Território, Meio Ambiente e Saúde Indígena: a urgência de ações integradas
Para os povos indígenas, o território não é apenas um espaço geográfico, mas a base de sua identidade, cultura e sobrevivência. Em suas cosmovisões, não há separação entre terra, sociedade, cultura e os seres encantados que habitam esses locais sagrados. É ali que se encontram os recursos essenciais para a vida – a água, o alimento, a energia – e onde se desenvolvem os laços sociais, a organização comunitária e as tradições ancestrais.
Com essa perspectiva, Paulo Cesar Basta, pesquisador titular da Escola Nacional de Saúde Pública Sérgio Arouca (Ensp/Fiocruz), trouxe à 363ª Reunião Ordinária do Conselho Nacional de Saúde (CNS), realizada em 12/2/25, os resultados de sua pesquisa sobre os impactos do mercúrio nas comunidades amazônicas.
Ele enfatizou que a relação profunda dos povos indígenas com a terra tem sido severamente ameaçada pelo avanço desenfreado da exploração econômica, movida por interesses do agronegócio, da mineração e do setor energético. Esses setores transformam florestas em commodities e ignoram os conhecimentos indígenas sobre sustentabilidade, acelerando a destruição ambiental.
Desmatamento, avanço do garimpo e adoecimento
Os efeitos dessa exploração não se limitam aos territórios tradicionais dos povos indígenas, mas estão intrinsecamente conectados à crise climática global. O mapa da Amazônia Legal, mostra que a expansão do garimpo na Amazônia seguiu diferentes momentos ao longo da história, mas um ponto comum entre os territórios indígenas Caiapó, Munduruku e Yanomami foi o aumento abrupto da devastação a partir de 2016, com a mudança na condução política no Brasil.
Dados recentes revelam que, apenas na Terra Indígena Caiapó, mais de 5.000 hectares – o equivalente a 5.000 campos de futebol – foram destruídos pelo garimpo ilegal. Na Terra Munduruku, esse número chega a 15.000, enquanto na Yanomami são aproximadamente 500. Além da degradação ambiental, a mineração ilegal tem gerado uma crise sanitária sem precedentes, principalmente na Terra Yanomami.
Um levantamento da Organização do Tratado de Cooperação Amazônica identificou mais de 4.000 pontos de garimpo ilegal em toda a bacia amazônica, liberando anualmente cerca de 150 toneladas de mercúrio nos rios da região. Esse metal pesado, embora presente naturalmente na crosta terrestre, torna-se extremamente tóxico quando mobilizado pela atividade humana, contaminando a água, os solos e impactando severamente a saúde das populações indígenas e ribeirinhas.
“O excedente de mercúrio despejado no rio não se mistura na água, pois sua densidade é 13 vezes maior. Em vez disso, ele se deposita no fundo do leito, onde bactérias o transformam em metilmercúrio, uma forma orgânica que entra na cadeia alimentar, contaminando peixes, algas, crustáceos e outros animais aquáticos. Quando os humanos consomem esses peixes, acabam ingerindo o mercúrio, tornando o pescado o principal veículo de contaminação, enfatizou Paulo Cesar Basta.
O coordenador do grupo de pesquisa “Ambiente, Diversidade e Saúde” da Fiocruz destacou duas principais linhas de investigação sobre os impactos do mercúrio na Amazônia. Um dos projetos estuda os efeitos dessa contaminação em áreas protegidas e povos da floresta, com pesquisas em três territórios indígenas: Yanomami, Sawré Muybu (do povo Munduruku) e Sete de Setembro (do povo Suruí, em Rondônia). Além disso, ele coordena um estudo longitudinal iniciado em outubro de 2023, que acompanha gestantes e recém-nascidos indígenas expostos ao mercúrio.

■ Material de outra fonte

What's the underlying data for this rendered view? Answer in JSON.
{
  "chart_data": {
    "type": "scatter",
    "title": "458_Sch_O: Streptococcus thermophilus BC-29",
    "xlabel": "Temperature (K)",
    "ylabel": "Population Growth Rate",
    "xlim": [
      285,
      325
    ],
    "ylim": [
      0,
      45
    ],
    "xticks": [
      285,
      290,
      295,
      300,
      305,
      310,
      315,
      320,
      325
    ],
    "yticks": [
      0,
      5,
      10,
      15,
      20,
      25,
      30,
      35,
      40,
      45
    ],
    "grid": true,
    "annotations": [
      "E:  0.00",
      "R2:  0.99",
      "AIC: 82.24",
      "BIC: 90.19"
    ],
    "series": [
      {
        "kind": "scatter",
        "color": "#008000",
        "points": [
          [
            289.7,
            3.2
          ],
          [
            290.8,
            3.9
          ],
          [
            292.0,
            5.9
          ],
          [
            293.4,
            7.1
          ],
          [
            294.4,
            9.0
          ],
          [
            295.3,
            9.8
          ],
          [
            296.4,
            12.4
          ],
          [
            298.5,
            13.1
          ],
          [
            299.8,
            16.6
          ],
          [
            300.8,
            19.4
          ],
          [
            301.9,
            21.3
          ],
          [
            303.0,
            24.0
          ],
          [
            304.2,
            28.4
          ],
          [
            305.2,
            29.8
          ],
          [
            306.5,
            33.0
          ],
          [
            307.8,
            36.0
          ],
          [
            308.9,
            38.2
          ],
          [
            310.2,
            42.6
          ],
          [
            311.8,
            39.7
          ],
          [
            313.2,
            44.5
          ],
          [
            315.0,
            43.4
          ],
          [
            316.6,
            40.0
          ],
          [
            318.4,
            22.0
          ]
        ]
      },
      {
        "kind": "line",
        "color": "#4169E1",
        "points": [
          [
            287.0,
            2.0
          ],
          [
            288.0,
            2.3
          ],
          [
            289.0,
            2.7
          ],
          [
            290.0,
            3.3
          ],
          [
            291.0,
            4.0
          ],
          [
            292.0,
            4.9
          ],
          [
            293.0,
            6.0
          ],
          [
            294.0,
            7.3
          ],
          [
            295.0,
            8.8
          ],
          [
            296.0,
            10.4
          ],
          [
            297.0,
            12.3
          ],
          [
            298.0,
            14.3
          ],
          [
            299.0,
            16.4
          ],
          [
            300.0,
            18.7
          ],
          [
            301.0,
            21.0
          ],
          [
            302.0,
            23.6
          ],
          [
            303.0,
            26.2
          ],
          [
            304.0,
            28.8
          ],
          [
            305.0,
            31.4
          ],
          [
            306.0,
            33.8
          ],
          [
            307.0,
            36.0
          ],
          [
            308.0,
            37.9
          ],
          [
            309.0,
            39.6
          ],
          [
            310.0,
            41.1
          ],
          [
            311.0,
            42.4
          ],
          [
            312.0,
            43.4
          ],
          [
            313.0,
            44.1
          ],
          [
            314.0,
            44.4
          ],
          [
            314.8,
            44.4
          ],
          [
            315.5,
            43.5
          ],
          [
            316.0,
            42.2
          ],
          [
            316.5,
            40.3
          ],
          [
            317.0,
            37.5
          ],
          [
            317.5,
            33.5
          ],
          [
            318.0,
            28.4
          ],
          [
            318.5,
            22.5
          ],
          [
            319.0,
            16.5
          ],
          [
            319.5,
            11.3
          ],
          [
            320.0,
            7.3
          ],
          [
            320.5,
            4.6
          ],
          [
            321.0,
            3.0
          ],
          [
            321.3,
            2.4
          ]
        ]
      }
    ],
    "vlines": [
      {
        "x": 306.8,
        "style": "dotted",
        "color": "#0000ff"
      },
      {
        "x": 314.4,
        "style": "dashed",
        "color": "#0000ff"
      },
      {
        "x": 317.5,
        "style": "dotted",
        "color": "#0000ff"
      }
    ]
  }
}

A pesquisa conta com a colaboração de equipes multidisciplinares e profissionais do Distrito Sanitário Especial Indígena (DSEI) Tapajós, que atuam diretamente no atendimento à população da Terra Indígena Munduruku, uma das mais afetadas pela contaminação e pela expansão do garimpo ilegal.
A pesquisa começou quando a Associação Indígena Pariri, que representa o povo Munduruku do Médio Tapajós, solicitou apoio para entender as consequências do mercúrio, após um aumento de crianças nascidas com malformações e problemas neurológicos na última década.
O caso remete ao desastre da Baía de Minamata, no Japão, onde a contaminação por mercúrio causou uma epidemia de deformidades e levou à criação da Convenção de Minamata, ratificada pelo Brasil em 2018. A carta da associação chegou à Fiocruz, motivou a criação do projeto sobre o impacto do mercúrio em áreas protegidas, reunindo pesquisadores, instituições e lideranças indígenas.